An exhibition of artifacts belonging to Safavid dynasty (1502-1736 AD) giving testimony to the richness of culture and power of Safavid Persia is to be launched in a near future at the British Museum.
Tehran, 28 March 2007 (CHN) -- Following the successful exhibition of the Achaemenid Empire (700-330 BC) at the British Museum entitled "Forgotten Empire: the World of Ancient Persia" which was welcomed by large numbers of people, an exhibition about Safavid dynasty (1502-1736) will be held at this museum in a near future.

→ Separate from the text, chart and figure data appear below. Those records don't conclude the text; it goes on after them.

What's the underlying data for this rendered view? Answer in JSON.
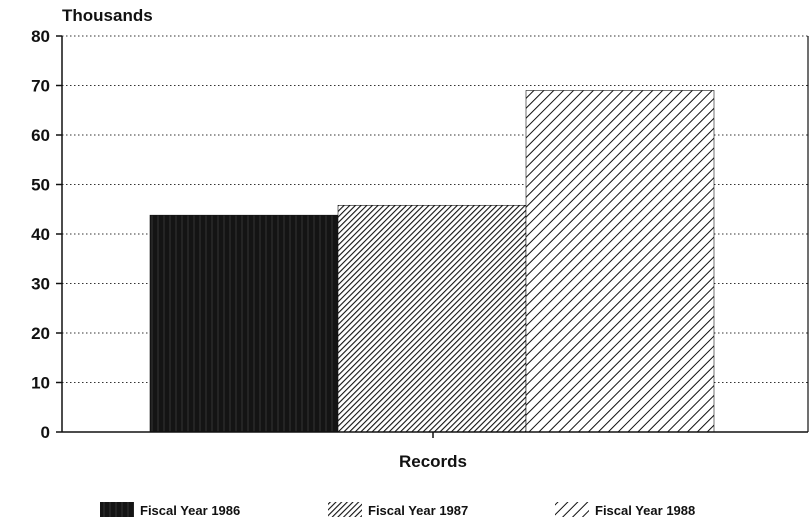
{
  "chart_data": {
    "type": "bar",
    "title": "",
    "ylabel": "Thousands",
    "xlabel": "Records",
    "ylim": [
      0,
      80
    ],
    "yticks": [
      0,
      10,
      20,
      30,
      40,
      50,
      60,
      70,
      80
    ],
    "grid": "horizontal dotted",
    "legend_position": "bottom",
    "series": [
      {
        "name": "Fiscal Year 1986",
        "values": [
          43.8
        ],
        "pattern": "solid-dark"
      },
      {
        "name": "Fiscal Year 1987",
        "values": [
          45.8
        ],
        "pattern": "dense-diagonal"
      },
      {
        "name": "Fiscal Year 1988",
        "values": [
          69
        ],
        "pattern": "wide-diagonal"
      }
    ]
  },
  "colors": {
    "ink": "#111111",
    "background": "#ffffff"
  }
}
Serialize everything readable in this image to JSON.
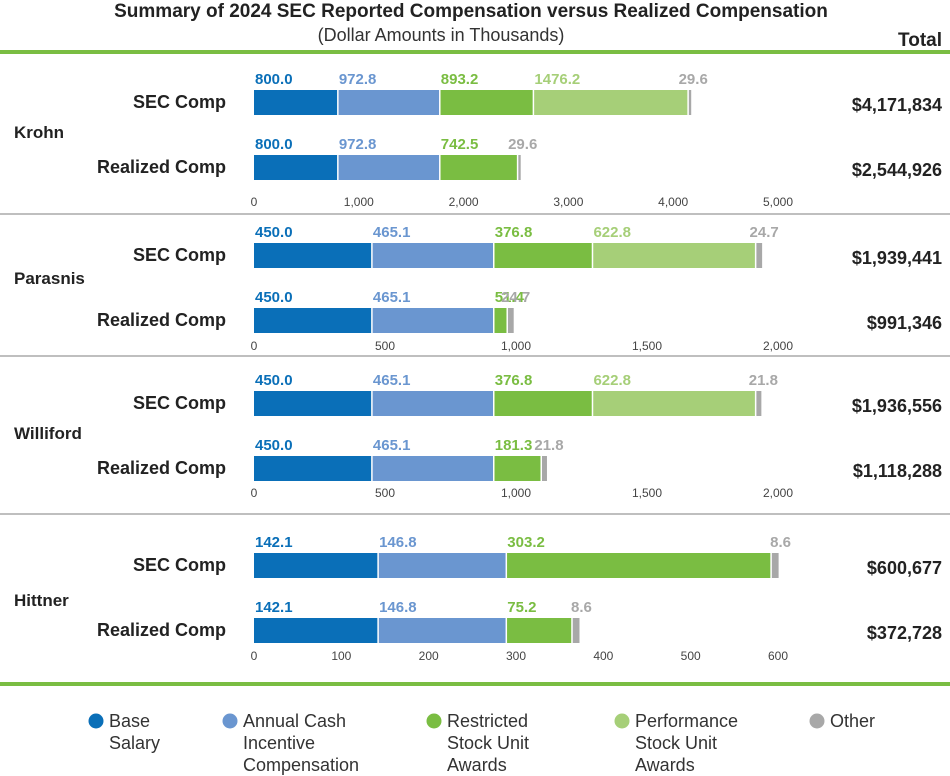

In an exclusive interview with CHN, Dr. Sheila Canby, assistant keeper of the Department of Oriental Antiquities of the British Museum, said that the exhibition will mainly focus on the religious aspects including art and architecture applied to the mosques: "I am working on exhibiting the art applied in three shrines namely Ardebil, Mashhad and Qom during the period of Shah Abbas I. The objects which will be chosen for this exhibition will include those that were given as vaghf (donation) by Shah Abbas made to Ardebil Shrine, which are similar to things that he gave to Mashhad, and also things that were given to the shrine in Qom."
"I think they were probably not given by Shah Abbas himself. They were probably donated by women in Safavid family," she added.
Shah Abbas I was one of the prominent kings of the Safavid dynasty who strengthened his kingdom by expelling the Ottoman and Uzbek troops from Persia and created a standing army. "The attitudes of this important ruler towards religion and the shrines in Mashhad, Ardebil and Qom should be taken into consideration," added Canby.
Dr. Canby, who has studied Islamic Art History and had done a lot of research in this field and written books about Safavid dynasty, further explained about the different types of objects which will be selected to be put in display and said: "The objects which are chosen to be exhibited are of two types. First, these are things that Shah Abbas owned and gave in vaghf. Those things are chinaware, textiles and manuscripts. The others are furnishings that he gave when he refurbished the buildings at Ardebil and Mashhad. Those are carpets, doors and things like that."
According to her, since the exhibition is scheduled to be held in 2009, the list of the objects that are to be transferred to England is not finalized, but she said it would consist of one to two hundred pieces.
Explaining about some of the objectives behind holding an exhibition of Safavid Persian, she stated: "On the one hand, we want people to see these beautiful things in England and learn about Iranian cities of Ardebil, Mashhad, Qom and the Safavid King Shah Abbas in particular. The other thing is that there is a great deal of discussion in the world now about Shiites and Sonnies, but people really do not understand Shiite Islam at all. I hope this exhibition will help give a context to that."
She then considered the close relationship between Iran's National Museum and British Museum beneficial for both sides and said: "Holding such exhibitions helps people to understand what treasures exist in Iran, and I hope it attracts people to come to visit the exhibition."
Comparing the upcoming Louvre Museum exhibition about Islamic world to the one that is to be held in London, she said: "I think the Louvre Museum exhibition would mainly focus on style and art and less on religion and Shiite Islam as an official religion in Iran at the time of Safavid dynasty. People need to understand the history and the connection between politics and religion."
She further said that the exhibition will also display artistic contributions by Sheikh Bahaei who was the architect of Isfahan's Imam Mosque. Sheikh Bahaei who was very close to Shah Abbas was also a master in philosophy, logic, astronomy and mathematics.
Regarding the future plans of the British Museum for introducing Iran's rich cultural heritage, Dr. Canby said: "There are plans to incorporate more about Achaemenid kings Cyrus and Darius the Great into school programs. Of course there is an organization that is trying to convince the government to expand the curriculum for children."